First, install
Run directly in cmd pip install beautifulsoup4 installation
Second, the principle
BeautifulSoup4(html)
Get the node: find (), find_all () / select ()
Acquiring property: attrs
Get the text: text
Principle: beautifulsoup4 complex HTML document into a tree structure, each node is Python objects.
Third, the use
from bs4 import BeautifulSoup import requests url = "http://wsjkw.sc.gov.cn/scwsjkw/gzbd/fyzt.shtml" res = requests.get(url) res.encoding = "utf-8" html = res.text soup = BeautifulSoup(html) soup.find("h2").text a = soup.find("a") print(a) print(a.attrs) print(a.attrs["href"])

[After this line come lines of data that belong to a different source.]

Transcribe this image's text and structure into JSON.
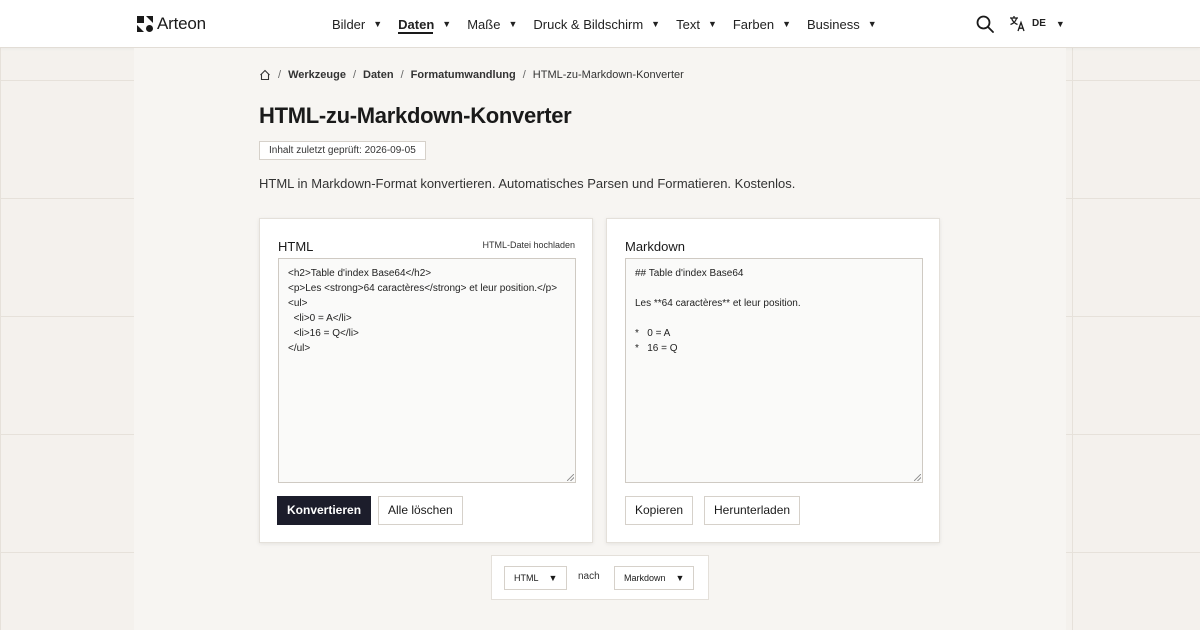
{
  "header": {
    "brand": "Arteon",
    "nav": [
      {
        "label": "Bilder",
        "active": false
      },
      {
        "label": "Daten",
        "active": true
      },
      {
        "label": "Maße",
        "active": false
      },
      {
        "label": "Druck & Bildschirm",
        "active": false
      },
      {
        "label": "Text",
        "active": false
      },
      {
        "label": "Farben",
        "active": false
      },
      {
        "label": "Business",
        "active": false
      }
    ],
    "language": "DE",
    "icons": {
      "search": "search-icon",
      "translate": "translate-icon",
      "caret": "▼"
    }
  },
  "breadcrumb": {
    "home_icon": "home-icon",
    "items": [
      "Werkzeuge",
      "Daten",
      "Formatumwandlung"
    ],
    "current": "HTML-zu-Markdown-Konverter"
  },
  "page": {
    "title": "HTML-zu-Markdown-Konverter",
    "checked_badge": "Inhalt zuletzt geprüft: 2026-09-05",
    "description": "HTML in Markdown-Format konvertieren. Automatisches Parsen und Formatieren. Kostenlos."
  },
  "input_panel": {
    "label": "HTML",
    "upload_link": "HTML-Datei hochladen",
    "value": "<h2>Table d'index Base64</h2>\n<p>Les <strong>64 caractères</strong> et leur position.</p>\n<ul>\n  <li>0 = A</li>\n  <li>16 = Q</li>\n</ul>",
    "convert_button": "Konvertieren",
    "clear_button": "Alle löschen"
  },
  "output_panel": {
    "label": "Markdown",
    "value": "## Table d'index Base64\n\nLes **64 caractères** et leur position.\n\n*   0 = A\n*   16 = Q",
    "copy_button": "Kopieren",
    "download_button": "Herunterladen"
  },
  "converter": {
    "from": "HTML",
    "connector": "nach",
    "to": "Markdown"
  },
  "colors": {
    "primary_button": "#1c1d2b",
    "background": "#f4f1ed",
    "panel": "#f7f5f2"
  }
}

The above information is res.text BeautifulSoup (html) obtained analytical method, to find printing href
url_new = "http://wsjkw.sc.gov.cn" + a.attrs["href"] res = requests.get(url_new) res.encoding = "utf-8" soup = BeautifulSoup(res.text) soup.find("p")
A href above to find the url stitching, and used the CSS style tags to find the information you need
Fourth, the results show
V. Summary
beautifulsoup4 text is parsed request information requests, or information may then be taken to the desired content through different CSS tags.